Son auteur né en 1837 à Reykjavik quitte l’Islande adolescent pour vivre en Angleterre. Il écrivit ce petit livre en 1912. Livre méconnu, récemment redécouvert, sans doute parce que son auteur fréquentait les milieux radicaux et socialistes de l’Angleterre victorienne. Il créa le jardin de Greystone (Oxfordshire) aujourd’hui disparu.
En voici quelques extraits, d’actualité, me semble-t-il, glanés à l’occasion de cette lecture d’été.
« Il n’y a pas de règle dans l’art des jardins, si ce n’est celle qui impose le respect du lieu où l’on intervient… le lieu possède une histoire dans laquelle il nous faut entrer sur la pointe des pieds » (p. 28).
« On ne rentre pas dans un lieu en conquérant mais en invité. (Pour les Romains) comme pour tous les peuples anciens, la pire des catastrophes aurait été de vivre sur une terre désertée des dieux, vidée du sacré, dépourvue de sens, donc inhospitalière » (p32-33).
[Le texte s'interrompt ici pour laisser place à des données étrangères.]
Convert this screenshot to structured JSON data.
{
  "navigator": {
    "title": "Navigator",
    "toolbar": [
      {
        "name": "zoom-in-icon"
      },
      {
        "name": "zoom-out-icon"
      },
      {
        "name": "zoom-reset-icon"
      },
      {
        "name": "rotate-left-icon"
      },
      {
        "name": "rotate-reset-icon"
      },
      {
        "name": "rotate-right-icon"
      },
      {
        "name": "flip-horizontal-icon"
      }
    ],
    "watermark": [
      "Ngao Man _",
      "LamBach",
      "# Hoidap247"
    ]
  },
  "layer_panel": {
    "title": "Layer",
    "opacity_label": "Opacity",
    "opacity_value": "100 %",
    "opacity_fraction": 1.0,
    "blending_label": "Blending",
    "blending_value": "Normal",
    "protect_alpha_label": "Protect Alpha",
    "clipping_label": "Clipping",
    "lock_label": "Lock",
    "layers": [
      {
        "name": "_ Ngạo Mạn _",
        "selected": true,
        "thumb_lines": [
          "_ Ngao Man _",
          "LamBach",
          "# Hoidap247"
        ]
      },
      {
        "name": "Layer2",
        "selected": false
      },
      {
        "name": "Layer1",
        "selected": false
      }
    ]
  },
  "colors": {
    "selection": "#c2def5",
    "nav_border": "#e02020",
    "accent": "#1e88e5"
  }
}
Evidemment, du point de vue d’un Anglais, le jardin français serait-il « un pur exercice de style » (p. 57) ? La réponse subtile est à découvrir à la lecture…
« Un vrai lieu nous enracine toujours dans le temps présent. Maintenant et ici. Pas de but à atteindre… A l’inverse du système capitaliste qui a besoin d’une croissance constante pour survivre, et qui demande des efforts sans fin aux hommes qui le subissent, le monde naturel croit spontanément et se suffit à lui-même… » (p.66).
« L’homme héritier d’Adam ne devrait pas se considérer comme le propriétaire de la terre mais comme son gardien. « (p. 84).
« … ne pas essayer d’aller au-delà de ce qui surgit spontanément… la seule règle : faites-en le moins possible, laissez à la nature le gros du travail, retirez-vous le plus possible du tableau… » (p. 113).
« C’est une jolie formule ‘l’homme-jardinier du monde’… C’est un rêve magnifique…Mais n’est-ce pas encore là une façon d’affirmer une suprématie ? Je me dis alors que je suis moi-même victime d’une vision bêtement hiérarchique de la création, avec moi, être humain, tout en haut de la pyramide. Ne serait-il pas sage de penser, comme le moine zen…que l’homme fait partie d’un tout qui le dépasse ?… vraie humilité que l’homme occidental devra, un jour ou l’autre réapprendre… » (p.91)
Maintenant un peu plus d’un siècle après cet écrit, nous sommes acculés à cet apprenti-sage.